The Jacobi solver was very limited as just the dimensions of one block were supported. We want now to move to a more general solution (which will be completed in the next session).

Firstly, we do no longer want to initialize the matrix $$A$$ on the host. Hence, we no longer need to copy the matrix from host to device as the device can perform the initialization much faster than the host.

## Exercise

Take the skeleton below and develop a kernel function that is responsible for the initialization of $$A$$. Do this for a grid of $$2 \times 2$$ blocks (see GRID_DIM in the skeleton).

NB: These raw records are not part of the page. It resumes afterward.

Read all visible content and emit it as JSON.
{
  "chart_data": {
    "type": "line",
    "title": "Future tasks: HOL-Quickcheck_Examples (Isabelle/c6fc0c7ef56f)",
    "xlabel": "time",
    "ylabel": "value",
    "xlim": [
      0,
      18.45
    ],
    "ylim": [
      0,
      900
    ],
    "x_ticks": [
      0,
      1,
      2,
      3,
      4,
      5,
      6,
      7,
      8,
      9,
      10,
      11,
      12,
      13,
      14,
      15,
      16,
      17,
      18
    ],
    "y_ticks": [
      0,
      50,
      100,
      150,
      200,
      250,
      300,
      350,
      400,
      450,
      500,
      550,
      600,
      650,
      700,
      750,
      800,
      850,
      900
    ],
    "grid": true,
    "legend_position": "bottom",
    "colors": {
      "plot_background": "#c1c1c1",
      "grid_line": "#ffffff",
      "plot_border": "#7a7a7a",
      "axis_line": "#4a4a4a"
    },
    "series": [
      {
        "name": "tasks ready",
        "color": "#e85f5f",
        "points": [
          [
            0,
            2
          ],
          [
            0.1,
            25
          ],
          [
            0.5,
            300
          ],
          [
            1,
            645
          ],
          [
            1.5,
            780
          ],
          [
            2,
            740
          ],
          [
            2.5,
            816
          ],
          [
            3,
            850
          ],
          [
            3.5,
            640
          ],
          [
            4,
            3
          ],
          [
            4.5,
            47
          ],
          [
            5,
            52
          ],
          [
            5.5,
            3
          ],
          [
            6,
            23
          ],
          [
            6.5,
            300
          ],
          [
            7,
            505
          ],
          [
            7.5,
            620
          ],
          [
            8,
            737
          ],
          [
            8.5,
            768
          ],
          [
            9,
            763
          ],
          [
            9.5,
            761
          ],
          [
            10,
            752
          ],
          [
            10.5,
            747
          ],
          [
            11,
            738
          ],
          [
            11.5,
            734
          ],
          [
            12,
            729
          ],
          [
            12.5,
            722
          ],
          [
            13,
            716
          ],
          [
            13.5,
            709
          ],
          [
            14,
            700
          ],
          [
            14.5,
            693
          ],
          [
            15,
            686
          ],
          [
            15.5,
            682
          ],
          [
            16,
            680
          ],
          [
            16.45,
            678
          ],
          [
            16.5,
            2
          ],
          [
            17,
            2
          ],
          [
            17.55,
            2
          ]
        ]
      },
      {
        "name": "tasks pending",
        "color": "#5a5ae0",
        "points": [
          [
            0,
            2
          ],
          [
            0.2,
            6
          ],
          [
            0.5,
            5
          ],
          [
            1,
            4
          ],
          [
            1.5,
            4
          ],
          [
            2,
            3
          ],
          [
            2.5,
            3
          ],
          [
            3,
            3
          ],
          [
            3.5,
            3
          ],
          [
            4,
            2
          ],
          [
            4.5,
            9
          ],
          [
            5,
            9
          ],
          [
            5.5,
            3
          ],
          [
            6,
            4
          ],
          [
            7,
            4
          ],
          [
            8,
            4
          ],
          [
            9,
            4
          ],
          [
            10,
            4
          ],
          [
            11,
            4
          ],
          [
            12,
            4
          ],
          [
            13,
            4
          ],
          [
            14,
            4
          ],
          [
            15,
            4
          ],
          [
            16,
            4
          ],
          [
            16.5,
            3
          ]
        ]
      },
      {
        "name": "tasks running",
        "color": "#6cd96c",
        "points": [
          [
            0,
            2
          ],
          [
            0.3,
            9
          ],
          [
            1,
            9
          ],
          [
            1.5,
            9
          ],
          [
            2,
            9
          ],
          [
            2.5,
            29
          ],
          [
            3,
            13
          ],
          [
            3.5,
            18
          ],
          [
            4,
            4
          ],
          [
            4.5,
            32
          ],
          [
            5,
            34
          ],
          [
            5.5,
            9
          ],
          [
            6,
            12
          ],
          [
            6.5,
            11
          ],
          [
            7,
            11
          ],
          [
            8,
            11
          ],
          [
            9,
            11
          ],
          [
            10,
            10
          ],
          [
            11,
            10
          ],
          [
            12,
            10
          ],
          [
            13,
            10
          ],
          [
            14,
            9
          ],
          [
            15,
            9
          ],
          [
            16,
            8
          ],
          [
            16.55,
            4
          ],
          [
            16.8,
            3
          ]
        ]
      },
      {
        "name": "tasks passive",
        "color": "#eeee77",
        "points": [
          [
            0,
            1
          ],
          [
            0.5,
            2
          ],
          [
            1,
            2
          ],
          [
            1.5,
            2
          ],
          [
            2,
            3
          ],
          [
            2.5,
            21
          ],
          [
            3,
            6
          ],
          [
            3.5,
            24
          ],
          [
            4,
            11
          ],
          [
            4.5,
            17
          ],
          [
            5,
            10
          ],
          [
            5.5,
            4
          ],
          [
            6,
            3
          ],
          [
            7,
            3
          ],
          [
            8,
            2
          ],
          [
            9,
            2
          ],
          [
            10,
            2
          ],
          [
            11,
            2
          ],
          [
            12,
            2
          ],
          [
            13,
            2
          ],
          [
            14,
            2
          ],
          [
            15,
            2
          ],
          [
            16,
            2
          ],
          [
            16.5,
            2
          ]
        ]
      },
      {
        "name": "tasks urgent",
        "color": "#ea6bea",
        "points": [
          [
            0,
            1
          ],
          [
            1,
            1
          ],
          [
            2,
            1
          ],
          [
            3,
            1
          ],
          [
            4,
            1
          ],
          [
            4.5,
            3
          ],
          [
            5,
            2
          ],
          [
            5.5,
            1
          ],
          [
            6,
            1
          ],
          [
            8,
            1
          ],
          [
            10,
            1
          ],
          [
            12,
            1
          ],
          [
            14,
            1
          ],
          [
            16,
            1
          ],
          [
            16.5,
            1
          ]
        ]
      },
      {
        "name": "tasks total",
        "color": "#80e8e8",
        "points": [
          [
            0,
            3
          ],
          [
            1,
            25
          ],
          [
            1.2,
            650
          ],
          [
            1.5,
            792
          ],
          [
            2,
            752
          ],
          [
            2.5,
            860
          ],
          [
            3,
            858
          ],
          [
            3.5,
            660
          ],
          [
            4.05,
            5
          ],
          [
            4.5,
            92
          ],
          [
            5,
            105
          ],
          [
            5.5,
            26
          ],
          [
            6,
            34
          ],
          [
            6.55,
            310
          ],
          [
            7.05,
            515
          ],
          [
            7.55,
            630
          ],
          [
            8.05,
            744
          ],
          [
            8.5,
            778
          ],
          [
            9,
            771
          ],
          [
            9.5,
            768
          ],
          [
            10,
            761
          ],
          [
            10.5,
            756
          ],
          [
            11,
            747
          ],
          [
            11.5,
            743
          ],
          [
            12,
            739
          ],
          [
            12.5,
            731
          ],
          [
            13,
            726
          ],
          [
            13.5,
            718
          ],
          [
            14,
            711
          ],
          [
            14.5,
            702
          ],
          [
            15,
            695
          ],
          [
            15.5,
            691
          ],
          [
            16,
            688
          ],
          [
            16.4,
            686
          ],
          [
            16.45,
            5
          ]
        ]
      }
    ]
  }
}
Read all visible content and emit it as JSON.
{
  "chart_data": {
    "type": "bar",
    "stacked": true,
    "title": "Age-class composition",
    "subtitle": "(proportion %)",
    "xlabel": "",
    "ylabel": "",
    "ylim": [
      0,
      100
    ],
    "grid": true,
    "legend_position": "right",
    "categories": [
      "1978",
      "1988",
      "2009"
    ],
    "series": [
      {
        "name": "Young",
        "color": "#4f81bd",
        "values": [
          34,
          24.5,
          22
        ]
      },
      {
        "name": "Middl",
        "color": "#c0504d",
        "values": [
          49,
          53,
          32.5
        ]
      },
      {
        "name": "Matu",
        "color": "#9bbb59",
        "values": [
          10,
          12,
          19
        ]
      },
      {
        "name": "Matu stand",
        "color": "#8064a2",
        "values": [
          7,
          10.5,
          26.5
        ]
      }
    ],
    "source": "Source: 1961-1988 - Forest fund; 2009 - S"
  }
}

Then generate the graphics which shall look as following:

## Skeleton

#include <cmath>
#include <cstddef>
#include <memory>
#include <gdk-pixbuf/gdk-pixbuf.h>
#include <printf.hpp>
#include <hpc/aux/hsvcolor.hpp>
#include <hpc/aux/rgbcolor.hpp>
#include <hpc/cuda/check.hpp>
#include <hpc/cuda/copy.hpp>
#include <hpc/cuda/gematrix.hpp>
#include <hpc/cuda/properties.hpp>
#include <hpc/matvec/gematrix.hpp>
#include <hpc/matvec/matrix2pixbuf.hpp>

using T = double;

using namespace hpc;

template<
template<typename> class Matrix,
typename T,
Require< DeviceGe<Matrix<T>>, DeviceView<Matrix<T>> > = true
>
__global__ void init_matrix(Matrix<T> A) {
/* ... TBD ... */
}

template<typename T>
constexpr T int_sqrt(T n) {
T result = 1;
while (result * result <= n) {
++result;
}
return result - 1;
}

int main() {
using namespace hpc::matvec;
using namespace hpc::cuda;
using namespace hpc::aux;

const std::size_t GRID_DIM = 2;
const std::size_t N = BLOCK_DIM * GRID_DIM;

GeMatrix<T> A(N, N, Order::ColMajor);

/* ... TBD ... */

auto pixbuf = create_pixbuf(A, [](T val) -> HSVColor<double> {
return HSVColor<T>((1-val) * 240, 1, 1);
}, 8);
gdk_pixbuf_save(pixbuf, "jacobi.jpg", "jpeg", nullptr,
"quality", "100", nullptr);
}